"Hoity toity!" exclaimed the mother, quite as much surprised as nettled at this original and forcible way of stating a domestic fact. "What has become of your modesty? Do you mean to insult both your father and myself?"
"No!" said the young girl, in a sharper tone and with her words cut off much shorter and more decidedly than was her habit. While those plump little white fingers had been toying with the leaves of the book, sitting there in the twilight, heart and hand had evidently both been busy, and they had produced any other effect rather than making their owner more tractable. "No! mother, no! But I tell you, once for all, that the match you are talking of is hateful! I have tried to keep still while the affair seemed at some distance, but now that you bring it closer it fills my whole being with disgust! Do drop it if you do not wish to drive me mad or make me disobedient. Oh, mother!" and the whole manner of the young girl seemed to change and melt in a moment, as she rose hastily from her chair, ran to that on which her mother was seated, threw herself on her knees with her arms around her parent, and buried her face in the sheltering lap,—"oh mother! do be my friend instead of my enemy, in this! I cannot—indeed I cannot marry that man!"

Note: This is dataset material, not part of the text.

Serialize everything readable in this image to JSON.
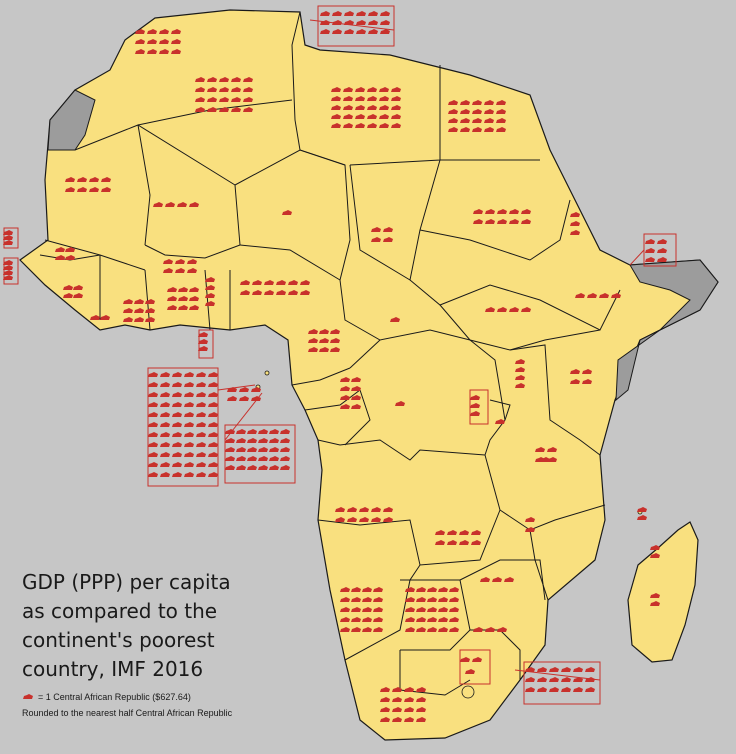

There are a good many things they think they cannot do—these young girls—and they never know themselves until they are tried. Perhaps it may not always be well to try them to their full capacity, however!
What Mrs. Maria Owen might have answered to this appeal, under other circumstances, is uncertain. She was, or intended to be, a good and tender mother, and would have cut off her right hand rather than do any thing which could make against the ultimate happiness of her daughter; and she really, at that moment, must have caught a glimpse of the fact that the heart of the young girl was very much interested in her refusal. But if there was any sentiment which the worthy woman entertained more deeply than another, it was the belief that Judge Owen, her husband, was the most wonderful man in the world. She thought of him with pride when his portly figure disappeared down the steps of a morning, when he was starting to go to "Court." She thought of him with a respect amounting to reverence when she contemplated him sitting
"At once mild and severe,
On his seat of dooming,"
(to quote good old Esaias Tegner) a local Rhadamanthus from whose judgment there could not be any possible appeal (although, sooth to say, there were a good many appeals, and quite effectual ones, from the very unimportant decisions to which only his authority extended). And when he came home at night, after dispensing justice for the whole day (to wit—three hours on the average) she looked with almost holy reverence on his broad brow, under which there must lie such a store of legal knowledge, and thought what a blessed and honored woman she was to have been allowed to mate with so much wisdom and so much dignity.
Does this sound like sneering at the wife's pride and devotion? If so, let there be a word to qualify it. God knows that there are not too many women who respect and look up to their husbands, and that the sanctity and the happiness of the domestic circle would be much seldomer invaded if there was more of this feeling. Only those poor women, on an average, make such terrible mistakes as to the instances that should demand or allow the full indulgence of this pride; and miserable humbugs are looked up to and worshipped so much of the time, while those who could deserve and should command that feeling are treated with indifference or even despised by inferior minds to which they have been mated! They do not "manage these things" any "better in France," probably; but they manage them ill enough in republican America at about this period, and the result is not a pleasant or even a moral one!
The check to any possible motherly concession to the weakness of Emily, which Mrs. Owen experienced on this occasion, arose from the coming of the ponderous man of law, whose heavy footstep and loud cough were at that moment heard in the hall. Had the daughter been less absorbed than she was in her own feelings, she too might have heard those tokens of the Judge's presence; and had she been as wise as her mother, any further discussion of the subject would have been stopped and the coming catastrophe averted.
Either she did not observe or she was too much absorbed to heed who heard her, for at the very moment when Judge Owen, a large-framed, portly, broad-browed, iron-gray man of fifty, entered the back parlor and stood full in the presence of his wife and daughter, the latter was looking up to her mother with clasped hands and half sobbing out a repetition of her former declaration: "I cannot—indeed I cannot marry that man!"
"Hush! Emily, hush!—no more of this!" said the mother, half in hope that her husband might not have caught the words; but she was widely mistaken. The ears so much in the habit of listening to the least quaver in the tone of a witness's voice, were not to be trifled with in the present instance.